Don't bother using a StreamReader at all but instead implement your custom ReadLine function built on top of the Stream or BinaryReader even (BinaryReader is guaranteed never to read further ahead than what you request). This custom function must read from the stream char by char, so you'd actually have to use the low-level Decoder object (unless the encoding is ASCII/ANSI, in which case things are a bit simpler due to single-byte encoding).
Option 1 is going to be the least efficient I would imagine (since you're effectively re-encoding text you just decoded), and option 3 the hardest to implement, though perhaps the most elegant. I'd probably recommend against using the ugly reflection hack (option 2), even though it's looks tempting, being the most direct solution and only taking a couple of lines. (To be quite honest, the StreamReader class really ought to expose this variable via a public property, but alas it does not.) So in the end, it's up to you, but either method 1 or 3 should do the job nicely enough...
Hope that helps.
So the data is utf8 (the default encoding for StreamReader). This is a multibyte encoding, so IndexOf would be inadvisable. You could:
Encoding.UTF8.GetByteCount(string)
on your data so far, adding 1 or 2 bytes for the missing line ending.

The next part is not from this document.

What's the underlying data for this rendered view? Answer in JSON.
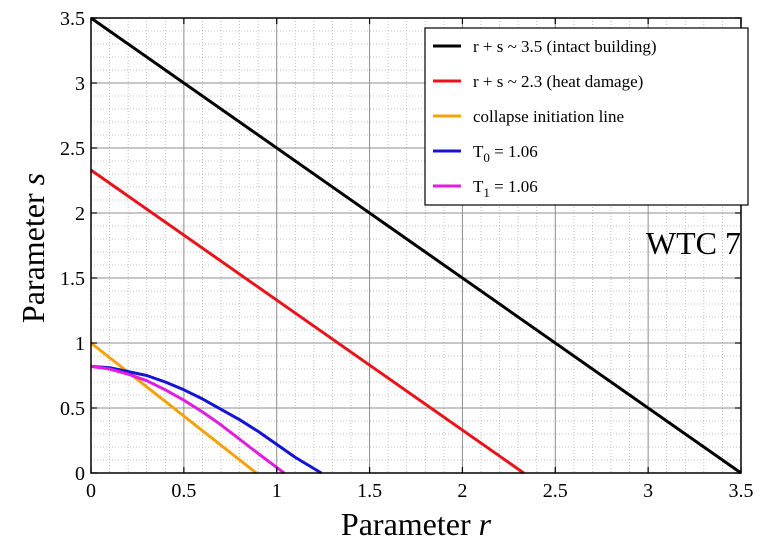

If you're needing to count bytes, I'd go with the BinaryReader. You can take the results and cast them about as needed, but I find its idea of its current position to be more reliable (in that since it reads in binary, its immune to character-set problems).
So your last line contains 'DATA' + an unknown amount of data bytes. You could extract the position by using IndexOf() with your last read line. Then readjust the stream.Position.
But I am not sure if you should use ReadLine() at all in this case. Maybe it would be better to read byte by byte until you reach the 'DATA' mark.
The line breaks are easily identifiable without needing to decode the stream first (except for some encodings rarely used for text files like EBCDIC, UTF-16, UTF-32), so you can just read each line as bytes and then decode the entire line:
using (FileStream stream = File.OpenRead(path)) {
List<byte> buffer = new List<byte>();
bool hasCr = false;
bool done = false;
while (!done) {
int b = stream.ReadByte();
if (b == -1) throw new IOException("End of file reached in header.");
if (b == 13) {
hasCr = true;
} else if (b == 10 && hasCr) {
string line = Encoding.UTF8.GetString(buffer.ToArray(), 0, buffer.Count);
if (line == "DATA") {
done = true;
} else {
HandleHeaderLine(line);
}
buffer.Clear();
hasCr = false;
} else {
if (hasCr) buffer.Add(13);
hasCr = false;
buffer.Add((byte)b);
}
}
_dataOffset = stream.Position;
}
Instead of closing the stream and open it again, you could of course just keep on reading the data.